A lower court judge did not abuse his discretion by dismissing the lawsuit by shareholder Ernesto Espinoza, according to the court.
Espinoza did not meet the high standard of showing the board committed “gross negligence” in probing the losses and deciding not to sue people who were involved, according to Chief Judge Robert Katzmann.
The lawsuit claimed that JPMorgan could have prevented the losses incurred in 2012 by Bruno Iksil, or failed to properly hold others responsible.
Iksil was known as the London Whale because of the size of his derivative bets, which caused losses in JPMorgan’s chief investment office. The bank still faces a separate shareholder lawsuit over Iksil’s losses.
“Naturally, we’re disappointed with the outcome.”
-George Aguilar, Espinoza’s lawyer
Espinoza might ask the full appeals court to review the decision, according to Aguilar.
JPMogan’s probe into the scandal and how to prevent a recurrence was inadequate, according to Espinoza.
The New York-based bank’s board ignored his demands that it examine whether JPMorgan publicly downplayed the losses, according to Espinoza, including when Dimon called media reports a “tempest in a teapot,” and that it claw back salaries and bonuses from those responsible for the losses.
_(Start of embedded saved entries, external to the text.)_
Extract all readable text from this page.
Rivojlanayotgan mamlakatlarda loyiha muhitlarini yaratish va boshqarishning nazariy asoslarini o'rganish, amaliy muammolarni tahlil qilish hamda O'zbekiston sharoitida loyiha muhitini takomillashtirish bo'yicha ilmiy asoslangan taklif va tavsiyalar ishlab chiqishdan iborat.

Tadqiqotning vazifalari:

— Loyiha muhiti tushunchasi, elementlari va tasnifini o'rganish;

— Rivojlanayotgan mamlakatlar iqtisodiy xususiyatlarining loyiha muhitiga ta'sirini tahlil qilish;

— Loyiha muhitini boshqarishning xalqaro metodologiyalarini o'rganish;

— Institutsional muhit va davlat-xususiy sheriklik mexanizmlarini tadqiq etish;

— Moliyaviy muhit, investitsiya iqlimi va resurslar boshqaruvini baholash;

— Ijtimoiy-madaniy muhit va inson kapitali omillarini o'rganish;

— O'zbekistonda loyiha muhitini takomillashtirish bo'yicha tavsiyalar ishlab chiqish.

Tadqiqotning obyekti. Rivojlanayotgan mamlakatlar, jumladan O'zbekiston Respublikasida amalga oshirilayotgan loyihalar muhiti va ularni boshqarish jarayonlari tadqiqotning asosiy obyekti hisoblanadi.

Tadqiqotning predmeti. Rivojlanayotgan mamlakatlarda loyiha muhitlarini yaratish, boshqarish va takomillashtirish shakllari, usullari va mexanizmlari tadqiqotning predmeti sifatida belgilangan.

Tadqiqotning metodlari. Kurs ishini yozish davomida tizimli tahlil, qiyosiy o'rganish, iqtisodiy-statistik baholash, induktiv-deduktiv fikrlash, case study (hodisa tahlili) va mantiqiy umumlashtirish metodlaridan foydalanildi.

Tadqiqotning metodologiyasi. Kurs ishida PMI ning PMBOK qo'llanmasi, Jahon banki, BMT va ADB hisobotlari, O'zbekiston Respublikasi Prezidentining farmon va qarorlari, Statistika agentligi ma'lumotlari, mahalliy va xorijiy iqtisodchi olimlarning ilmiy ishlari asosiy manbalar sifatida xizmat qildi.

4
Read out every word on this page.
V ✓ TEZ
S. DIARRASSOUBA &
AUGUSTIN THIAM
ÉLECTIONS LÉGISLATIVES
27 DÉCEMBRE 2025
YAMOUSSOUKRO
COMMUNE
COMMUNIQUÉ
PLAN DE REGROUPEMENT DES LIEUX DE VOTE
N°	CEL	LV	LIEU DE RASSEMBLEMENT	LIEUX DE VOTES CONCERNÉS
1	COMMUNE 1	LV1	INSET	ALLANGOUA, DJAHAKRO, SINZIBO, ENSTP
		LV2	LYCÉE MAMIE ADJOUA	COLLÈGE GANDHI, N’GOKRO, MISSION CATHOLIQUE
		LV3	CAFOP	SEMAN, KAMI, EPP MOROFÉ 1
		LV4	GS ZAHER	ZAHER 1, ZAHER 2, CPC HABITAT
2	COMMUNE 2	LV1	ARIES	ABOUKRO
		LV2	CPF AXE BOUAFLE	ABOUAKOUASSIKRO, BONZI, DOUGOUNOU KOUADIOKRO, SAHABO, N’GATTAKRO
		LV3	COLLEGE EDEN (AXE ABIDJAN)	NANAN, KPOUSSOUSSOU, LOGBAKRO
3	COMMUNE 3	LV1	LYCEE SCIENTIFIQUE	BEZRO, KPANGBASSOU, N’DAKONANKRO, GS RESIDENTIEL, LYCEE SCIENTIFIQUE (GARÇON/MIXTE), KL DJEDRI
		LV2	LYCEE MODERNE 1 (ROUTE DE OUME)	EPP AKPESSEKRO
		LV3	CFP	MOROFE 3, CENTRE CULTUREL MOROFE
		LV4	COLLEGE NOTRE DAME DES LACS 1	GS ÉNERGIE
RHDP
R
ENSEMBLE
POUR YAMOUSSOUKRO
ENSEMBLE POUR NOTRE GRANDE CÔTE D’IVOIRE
U.S. District Judge George Daniels dismissed the complaint in March 2014, finding no proof that the board acted improperly.
JPMorgan paid over $1 billion and admitted wrongdoing to settle U.S. and British probes into the London Whale losses.
Javier Martin-Artajo and Julien Grout, two former JPMorgan traders, are charged with hiding losses linked to Iksil. The French national is cooperating with prosecutors.